The humour seems to come through in the mismatch of functionalities, such as the balloons or the swings. Taking objects and contouring them in the way that they aren’t commonly intended for could be argued as subversive and I particularly like how your designing process has been called performances of wizardry. Would you mind giving me a bit of insight into your life and personality or some experiences that might have shaped the way you approach a new idea?
Being a little nuts helps, as well as being a bit of an anarchist who hits back when they are told that they can't do something, or that what they are thinking of designing is impossible.
With the pieces you are talking about, I approached each of them in very different ways. For example, the Shadow Chaircame about because I had misinterpreted something I had seen in my mind's eye, and held that misinterpretation and its effect, and then used this on the piece of furniture I felt would have the greatest impact.
With the Balloon Table, I simply wanted to make a piece of glass appear to float; a balloon is the perfect visual for something that is buoyant in the air; the hard part is getting the structure perfect while maintaining the visual effect. If the structure is weak, the table fails. If the effect doesn't work, then the whole exercise becomes pointless. The Balloon Table only works when both are perfectly balanced and executed.
The swing table was just a simple exercise in designing something that gave no thought to practicality. The only thing it had to succeed at was fun, originality, structure and creating a wow factor. But after the years of development it is, ironically, one of our most practical pieces and extremely comfortable.
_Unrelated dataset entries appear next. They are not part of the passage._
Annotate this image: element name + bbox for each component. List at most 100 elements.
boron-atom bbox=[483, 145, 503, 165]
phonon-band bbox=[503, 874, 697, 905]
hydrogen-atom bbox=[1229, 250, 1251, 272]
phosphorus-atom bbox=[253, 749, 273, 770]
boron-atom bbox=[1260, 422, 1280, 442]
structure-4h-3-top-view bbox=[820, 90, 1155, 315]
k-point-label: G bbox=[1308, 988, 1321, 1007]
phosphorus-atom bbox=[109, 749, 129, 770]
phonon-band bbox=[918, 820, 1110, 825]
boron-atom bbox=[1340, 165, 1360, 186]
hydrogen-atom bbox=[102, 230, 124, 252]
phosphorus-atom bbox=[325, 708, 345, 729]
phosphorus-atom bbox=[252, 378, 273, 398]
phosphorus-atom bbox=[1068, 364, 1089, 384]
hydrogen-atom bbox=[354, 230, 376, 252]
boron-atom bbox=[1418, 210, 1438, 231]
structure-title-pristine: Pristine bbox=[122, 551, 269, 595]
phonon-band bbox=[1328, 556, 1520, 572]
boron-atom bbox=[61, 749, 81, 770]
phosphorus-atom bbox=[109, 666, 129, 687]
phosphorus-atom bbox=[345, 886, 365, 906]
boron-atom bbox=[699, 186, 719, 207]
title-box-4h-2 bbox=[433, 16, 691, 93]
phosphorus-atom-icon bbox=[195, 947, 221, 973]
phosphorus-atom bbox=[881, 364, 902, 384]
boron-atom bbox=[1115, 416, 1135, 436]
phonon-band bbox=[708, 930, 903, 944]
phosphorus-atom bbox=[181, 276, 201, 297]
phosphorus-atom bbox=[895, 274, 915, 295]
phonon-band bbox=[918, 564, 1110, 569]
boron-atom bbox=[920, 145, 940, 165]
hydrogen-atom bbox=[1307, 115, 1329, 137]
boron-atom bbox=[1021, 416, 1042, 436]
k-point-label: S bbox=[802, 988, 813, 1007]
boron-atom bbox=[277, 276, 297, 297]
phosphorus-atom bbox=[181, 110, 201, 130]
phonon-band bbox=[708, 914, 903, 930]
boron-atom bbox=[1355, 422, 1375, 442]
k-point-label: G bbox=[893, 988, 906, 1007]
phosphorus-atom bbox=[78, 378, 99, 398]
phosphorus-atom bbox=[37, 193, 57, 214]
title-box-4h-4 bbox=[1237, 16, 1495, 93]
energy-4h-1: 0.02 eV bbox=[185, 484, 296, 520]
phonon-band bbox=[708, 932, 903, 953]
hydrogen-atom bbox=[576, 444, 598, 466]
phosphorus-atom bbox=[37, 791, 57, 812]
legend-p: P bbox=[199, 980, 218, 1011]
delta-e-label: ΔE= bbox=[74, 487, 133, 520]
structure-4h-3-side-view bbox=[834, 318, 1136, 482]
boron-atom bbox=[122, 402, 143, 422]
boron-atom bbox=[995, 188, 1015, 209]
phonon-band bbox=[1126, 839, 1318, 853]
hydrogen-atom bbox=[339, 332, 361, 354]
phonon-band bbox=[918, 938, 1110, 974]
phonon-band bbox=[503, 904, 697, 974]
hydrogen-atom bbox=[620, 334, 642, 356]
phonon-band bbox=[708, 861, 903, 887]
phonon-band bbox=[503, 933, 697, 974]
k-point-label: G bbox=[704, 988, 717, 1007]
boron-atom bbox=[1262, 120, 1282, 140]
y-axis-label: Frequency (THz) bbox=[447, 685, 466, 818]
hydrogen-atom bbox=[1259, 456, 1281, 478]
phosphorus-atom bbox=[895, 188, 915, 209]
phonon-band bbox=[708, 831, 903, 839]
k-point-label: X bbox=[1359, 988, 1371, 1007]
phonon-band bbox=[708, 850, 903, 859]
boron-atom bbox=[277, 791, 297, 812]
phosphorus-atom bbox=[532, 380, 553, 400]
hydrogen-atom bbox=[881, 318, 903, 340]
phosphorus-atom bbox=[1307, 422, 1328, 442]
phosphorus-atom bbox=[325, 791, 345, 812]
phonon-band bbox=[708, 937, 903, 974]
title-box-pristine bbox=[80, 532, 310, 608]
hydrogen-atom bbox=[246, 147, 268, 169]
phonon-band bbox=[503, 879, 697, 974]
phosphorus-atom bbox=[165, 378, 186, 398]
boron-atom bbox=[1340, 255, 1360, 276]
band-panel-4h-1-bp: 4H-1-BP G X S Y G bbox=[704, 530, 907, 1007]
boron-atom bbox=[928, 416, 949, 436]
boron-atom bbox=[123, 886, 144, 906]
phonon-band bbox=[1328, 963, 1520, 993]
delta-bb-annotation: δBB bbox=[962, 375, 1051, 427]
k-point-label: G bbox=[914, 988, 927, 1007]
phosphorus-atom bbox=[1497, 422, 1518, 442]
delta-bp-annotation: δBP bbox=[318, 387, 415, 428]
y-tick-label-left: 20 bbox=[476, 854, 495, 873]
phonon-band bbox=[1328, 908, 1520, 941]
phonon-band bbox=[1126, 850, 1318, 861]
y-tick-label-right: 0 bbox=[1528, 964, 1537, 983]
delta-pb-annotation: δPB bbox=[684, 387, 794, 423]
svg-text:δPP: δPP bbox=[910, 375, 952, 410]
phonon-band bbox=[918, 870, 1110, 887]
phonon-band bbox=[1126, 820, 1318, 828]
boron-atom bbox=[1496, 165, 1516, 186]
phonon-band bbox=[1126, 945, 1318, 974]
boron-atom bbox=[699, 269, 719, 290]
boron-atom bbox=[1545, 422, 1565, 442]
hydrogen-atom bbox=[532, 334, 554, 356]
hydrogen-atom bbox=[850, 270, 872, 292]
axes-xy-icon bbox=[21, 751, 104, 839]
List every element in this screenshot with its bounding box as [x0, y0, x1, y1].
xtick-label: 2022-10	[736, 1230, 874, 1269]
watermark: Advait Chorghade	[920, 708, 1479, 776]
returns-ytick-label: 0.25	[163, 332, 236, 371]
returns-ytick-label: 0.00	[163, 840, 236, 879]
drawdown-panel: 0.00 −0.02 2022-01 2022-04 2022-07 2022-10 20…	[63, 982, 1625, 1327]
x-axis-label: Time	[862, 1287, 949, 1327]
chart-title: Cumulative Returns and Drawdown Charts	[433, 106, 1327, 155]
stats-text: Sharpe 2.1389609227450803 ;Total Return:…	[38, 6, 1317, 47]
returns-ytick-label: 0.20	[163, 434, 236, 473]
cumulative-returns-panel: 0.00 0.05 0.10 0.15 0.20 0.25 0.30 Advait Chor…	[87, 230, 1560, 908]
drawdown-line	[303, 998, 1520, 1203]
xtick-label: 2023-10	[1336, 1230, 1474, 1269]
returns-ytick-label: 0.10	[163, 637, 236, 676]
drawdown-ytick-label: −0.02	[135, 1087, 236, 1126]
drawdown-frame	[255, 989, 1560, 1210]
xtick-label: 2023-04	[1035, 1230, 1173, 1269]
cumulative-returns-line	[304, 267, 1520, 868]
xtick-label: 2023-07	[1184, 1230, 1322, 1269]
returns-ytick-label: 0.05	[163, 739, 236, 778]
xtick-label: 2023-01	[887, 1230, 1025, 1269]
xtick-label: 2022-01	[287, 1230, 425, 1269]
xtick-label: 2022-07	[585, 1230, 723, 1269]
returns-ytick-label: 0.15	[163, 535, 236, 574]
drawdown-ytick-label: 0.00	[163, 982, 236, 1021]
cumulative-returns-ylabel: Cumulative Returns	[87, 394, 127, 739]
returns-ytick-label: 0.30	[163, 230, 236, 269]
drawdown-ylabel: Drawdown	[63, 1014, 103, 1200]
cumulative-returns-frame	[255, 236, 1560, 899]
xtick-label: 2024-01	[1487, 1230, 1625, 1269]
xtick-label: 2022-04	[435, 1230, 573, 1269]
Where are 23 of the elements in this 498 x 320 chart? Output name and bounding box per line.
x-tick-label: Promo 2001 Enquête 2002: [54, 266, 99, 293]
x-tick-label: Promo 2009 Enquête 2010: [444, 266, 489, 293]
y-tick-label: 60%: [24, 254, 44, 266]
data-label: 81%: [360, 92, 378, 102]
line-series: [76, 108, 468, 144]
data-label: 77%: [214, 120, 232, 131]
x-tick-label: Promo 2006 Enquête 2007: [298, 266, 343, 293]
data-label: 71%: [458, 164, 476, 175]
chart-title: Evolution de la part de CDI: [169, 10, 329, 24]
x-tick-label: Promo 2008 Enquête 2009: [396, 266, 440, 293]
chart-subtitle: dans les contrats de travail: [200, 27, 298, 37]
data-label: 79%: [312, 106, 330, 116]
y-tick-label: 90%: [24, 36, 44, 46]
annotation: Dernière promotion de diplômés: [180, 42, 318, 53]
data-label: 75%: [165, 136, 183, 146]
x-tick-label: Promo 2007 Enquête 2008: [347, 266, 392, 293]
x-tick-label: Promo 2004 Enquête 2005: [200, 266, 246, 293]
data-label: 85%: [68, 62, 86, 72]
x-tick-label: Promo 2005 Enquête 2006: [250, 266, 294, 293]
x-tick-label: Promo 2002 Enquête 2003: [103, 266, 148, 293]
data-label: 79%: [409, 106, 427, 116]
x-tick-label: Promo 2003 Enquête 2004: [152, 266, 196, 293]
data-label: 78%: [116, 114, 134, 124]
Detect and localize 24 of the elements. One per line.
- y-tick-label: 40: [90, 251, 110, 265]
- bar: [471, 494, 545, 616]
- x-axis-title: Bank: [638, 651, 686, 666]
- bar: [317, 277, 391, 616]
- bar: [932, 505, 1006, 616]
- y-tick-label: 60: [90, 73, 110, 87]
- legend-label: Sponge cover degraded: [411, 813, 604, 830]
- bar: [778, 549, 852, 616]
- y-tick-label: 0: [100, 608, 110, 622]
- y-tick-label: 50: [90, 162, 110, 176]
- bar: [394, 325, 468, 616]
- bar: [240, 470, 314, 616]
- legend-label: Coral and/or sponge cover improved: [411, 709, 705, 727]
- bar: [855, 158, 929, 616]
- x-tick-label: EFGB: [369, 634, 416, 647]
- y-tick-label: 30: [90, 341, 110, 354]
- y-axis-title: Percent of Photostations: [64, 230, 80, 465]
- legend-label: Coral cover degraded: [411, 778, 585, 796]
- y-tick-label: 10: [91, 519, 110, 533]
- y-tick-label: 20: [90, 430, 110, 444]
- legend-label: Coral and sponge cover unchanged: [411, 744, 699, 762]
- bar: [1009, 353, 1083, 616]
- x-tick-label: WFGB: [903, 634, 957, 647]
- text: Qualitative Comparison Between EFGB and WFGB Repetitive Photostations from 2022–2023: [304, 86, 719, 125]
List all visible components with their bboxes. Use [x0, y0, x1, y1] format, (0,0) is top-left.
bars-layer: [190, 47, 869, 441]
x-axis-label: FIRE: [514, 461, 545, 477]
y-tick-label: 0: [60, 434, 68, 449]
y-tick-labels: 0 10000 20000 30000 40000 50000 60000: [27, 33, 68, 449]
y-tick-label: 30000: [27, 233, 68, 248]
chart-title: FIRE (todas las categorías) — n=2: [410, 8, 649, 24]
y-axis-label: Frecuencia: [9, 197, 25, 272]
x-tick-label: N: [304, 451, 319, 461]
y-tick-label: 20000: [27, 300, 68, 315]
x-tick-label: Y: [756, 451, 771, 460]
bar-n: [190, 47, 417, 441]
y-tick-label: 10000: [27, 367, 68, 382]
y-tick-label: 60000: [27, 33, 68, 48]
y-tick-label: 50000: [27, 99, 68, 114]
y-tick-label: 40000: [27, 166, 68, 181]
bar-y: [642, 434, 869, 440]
My editor has picked up on the Nietzsche and Voltaire reference in her introduction of the feature on Duffy. I had been tremendously excited to see those names especially Nietzsche mentioned. A lot of intertextual-cultural studies seem to play a big part in the design world but only fragments of it get to be brought over to the foreground. How do you stay true to your designs and philosophy and how important do you think that is?
It is very easy to veer off course and lose your way in design. To stay true to what I find interesting or what I find exciting, I have to regularly, and very deliberately, stand back, take stock of everything, and think all the way back to the very beginning when I first started making things in my childhood. Then I look at what I'm presently doing and re-position the company direction to what I believe is the true direction. Without that excitement and obsession, this job would be impossible. It can be an immensely taxing, stressful and time consuming occupation, as well as being all consuming mentally and physically. Without that constant passion, and the occasional small victory and piece of success, you could not do this job for very long.
The Nietzsche quote was just something that was buzzing around in my head while I was designing the Abyss Table. It's not that I use him for inspiration, although I do find some of his work very helpful in validating and confirming the reasons why it is I do what I do.
The Voltaire quote just sounded apt, although in truth it isn't, he is speaking about quite a different subject than the one I'm using it for, but I'm sure he wouldn't mind.
Is there anything else you’d like to add?
I'd like to thank my team and all my amazing customers that have purchased pieces from me over the many years we have been in business. I started this business with £50 and never took a single loan from anywhere. Without my customers and my dedicated and long suffering team, there would be no Duffy London, and these objects that we are creating today would never have existed.